This week’s programme comes with a health warning. The Jazz on 3 team has been sampling the recent Vision Festival in New York and has selected three blends of heavy-duty, import-strength music. A band called Pulverize the Sound isn’t likely to pull any punches, but the sheer force of their electro-acoustic music is still startling on the ear. Inside this though is a subtlety brought about by trumpeter Peter Evans’ technical prowess and the ensemble’s elastic approach to rhythm. Your impression of the group may be very different by the end of the set.
Next up is Paradoxical Frog, cutting out some of the decibels but none of the intensity. Led by saxophonist Ingrid Laubrock, this trio explores free improvisation through a soundworld that is closer to contemporary classical music, and is joined for this performance by viola player Mat Maneri. The band’s namesake in the natural world shrinks from an unusually long tadpole to a rather ordinary-sized frog, but there’s nothing anticlimactic about this music.

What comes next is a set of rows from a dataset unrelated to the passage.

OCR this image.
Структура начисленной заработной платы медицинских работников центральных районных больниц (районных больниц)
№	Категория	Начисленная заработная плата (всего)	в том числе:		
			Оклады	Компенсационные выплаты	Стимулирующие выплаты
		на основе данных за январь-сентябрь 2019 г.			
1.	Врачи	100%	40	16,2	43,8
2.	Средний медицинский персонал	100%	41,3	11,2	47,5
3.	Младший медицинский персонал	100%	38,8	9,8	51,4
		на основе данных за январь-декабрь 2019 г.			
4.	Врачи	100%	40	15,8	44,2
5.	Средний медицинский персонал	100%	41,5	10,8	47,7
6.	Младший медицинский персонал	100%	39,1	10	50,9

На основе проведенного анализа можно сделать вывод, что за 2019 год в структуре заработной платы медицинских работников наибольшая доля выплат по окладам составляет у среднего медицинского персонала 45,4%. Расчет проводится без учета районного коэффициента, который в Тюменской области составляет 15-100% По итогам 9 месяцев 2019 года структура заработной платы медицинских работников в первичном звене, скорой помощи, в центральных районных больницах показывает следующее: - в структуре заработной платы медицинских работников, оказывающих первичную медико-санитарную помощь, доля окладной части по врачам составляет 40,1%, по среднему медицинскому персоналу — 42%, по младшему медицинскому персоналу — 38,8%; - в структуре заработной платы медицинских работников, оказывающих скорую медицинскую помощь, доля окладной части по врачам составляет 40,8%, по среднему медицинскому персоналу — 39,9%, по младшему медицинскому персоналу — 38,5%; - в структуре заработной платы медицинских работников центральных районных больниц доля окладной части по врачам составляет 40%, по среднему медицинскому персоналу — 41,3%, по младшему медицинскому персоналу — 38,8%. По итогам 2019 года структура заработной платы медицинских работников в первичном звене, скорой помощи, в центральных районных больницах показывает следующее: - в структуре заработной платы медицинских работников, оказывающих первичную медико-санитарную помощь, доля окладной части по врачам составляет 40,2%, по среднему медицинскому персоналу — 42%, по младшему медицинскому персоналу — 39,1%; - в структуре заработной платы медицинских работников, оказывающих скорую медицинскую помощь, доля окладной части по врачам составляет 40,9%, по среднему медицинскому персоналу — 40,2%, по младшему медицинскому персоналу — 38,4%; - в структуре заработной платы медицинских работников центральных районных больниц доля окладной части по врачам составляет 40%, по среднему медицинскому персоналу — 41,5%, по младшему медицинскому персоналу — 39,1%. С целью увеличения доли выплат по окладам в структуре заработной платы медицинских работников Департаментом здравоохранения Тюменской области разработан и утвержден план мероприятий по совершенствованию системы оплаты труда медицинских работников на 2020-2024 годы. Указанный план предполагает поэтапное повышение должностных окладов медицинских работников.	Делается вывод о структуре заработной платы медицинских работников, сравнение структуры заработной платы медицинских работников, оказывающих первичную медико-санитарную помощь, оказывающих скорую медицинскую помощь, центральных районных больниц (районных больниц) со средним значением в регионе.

Our headline set comes from Planetary Unknown, David S. Ware’s new group whom we featured in last week’s album roundup, making its live debut at the festival. This is full on, unapologetic stuff, with Ware on top form and this group of veterans – including festival co-founder William Parker – encapsulating what the Vision Festival is all about. To help put all of this in context, New York critic Nate Chinen and poet/Vision alumnus Steve Dalachinsky are my guests throughout the programme. And, as a special treat Steve will read poetry, reflecting on the festival, commissioned by Jazz On 3.